Manifestations infirmières du 20 novembre 2018 : Et Maintenant?

November 30, 2018

 

Oubliées du plan santé 2022 présenté par le Président de la République le 18 septembre, nous avons pris le temps de nous organiser afin de répondre à ce plan.

Un collectif de 16 organisations professionnelles dit « unitaire » s’est mis en place afin d’organiser un mouvement national.

UNIDEL s’est joint à ce collectif, avec l’espoir de travailler tous ensemble, pour un rassemblement des professionnels de santé libéraux.

Quelques centaines d’infirmiers ont manifesté devant chaque préfecture, les délégations professionnelles ont été reçues afin d’entendre nos revendications.

 

Ce que UNIDEL a retenu de cette journée du 20 novembre!

 

Une mobilisation sur tout le territoire y compris les DOM, des manifestants poings levés bien que peu nombreux.

Les raisons de cette faible participation sont multiples, certaines pistes sont à explorer

 

  • L’organisation et la communication de ce mouvement « unitaire ». Les informations sont arrivées au compte-goutte, ne permettant à chacun de s’organiser et d’informer correctement ses collègues. Sitting ? Opération escargot ? Blocage ? Manifestation ? Autant de questions qui n’ont eu de réponses que les jours précédant le 20 novembre, voire le jour même.

  • Le choix de la date : 2 mois après l’annonce du plan. La colère que l’on a sentie de part et d’autre est retombée doucement, et ne s’est pas assez réveillée. Oui une manifestation nationale se prépare, un communiqué de presse se prépare, une communication se prépare. Mais n’oublions pas que la 1ère réunion de ce mouvement a eu lieu le 24 octobre, soit plus d’un mois après l’annonce. Ayant participé à ce mouvement, nous avons vu des demandes en préfecture se faire moins de 15 jours avant la date de la manifestation, donc l’argument temps….

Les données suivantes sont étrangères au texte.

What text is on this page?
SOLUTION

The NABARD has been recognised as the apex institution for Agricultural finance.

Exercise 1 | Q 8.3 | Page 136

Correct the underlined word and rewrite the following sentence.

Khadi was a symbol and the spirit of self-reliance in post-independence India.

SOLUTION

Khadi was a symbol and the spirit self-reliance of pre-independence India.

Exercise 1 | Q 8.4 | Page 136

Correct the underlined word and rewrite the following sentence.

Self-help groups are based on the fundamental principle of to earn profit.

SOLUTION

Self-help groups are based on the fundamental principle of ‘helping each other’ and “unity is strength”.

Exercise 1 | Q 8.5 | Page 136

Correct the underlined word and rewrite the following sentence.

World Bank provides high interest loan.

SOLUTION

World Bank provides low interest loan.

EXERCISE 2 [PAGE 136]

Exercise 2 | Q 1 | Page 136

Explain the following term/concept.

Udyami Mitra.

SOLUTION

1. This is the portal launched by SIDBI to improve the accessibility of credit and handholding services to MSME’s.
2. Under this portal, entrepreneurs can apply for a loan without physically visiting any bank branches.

  • Le choix des lieux : les préfectures, symbole de la représentation de l’Etat : ce lieu parle-t-il à beaucoup ?  Une première carte est sortie après cette réunion du 24 octobre, officielle et arrêtée par l’ensemble du collectif. Puis une 2ème carte est apparue, puis une 3ème, Nous avons demandé des explications : lieux secondaires retenus lors de la réunion du 6 novembre (ah bon, il y avait réunion du collectif ? merci de nous avoir prévenus…) D’où sont sortis ces lieux secondaires ? A l’origine de qui ? Bref, là encore, ça ne sert à rien de s’arrêter. Mais si ces lieux secondaires ont émané de la base, un seul lieu avait tout compris et réussi son pari : GAP, où un collectif réunissant hospitaliers, salariés, libéraux tous syndicats confondus s’est monté, a fait des tracts, s’est déplacé sur les marchés, manifestations devant les hôpitaux…, belle réussite ! (Attention, nous ne prétendons  pas que les autres régions n’ont rien fait, mais nous saluons l’énergie et l’implication de ce jeune collectif né suite à l’annonce du plan santé)

  • Certains diront les gilets jaunes…. Dans quelques situations effectivement les blocages ont persisté et des manifestants ont dû faire demi-tour, mais ce sont des cas exceptionnels à ne pas généraliser.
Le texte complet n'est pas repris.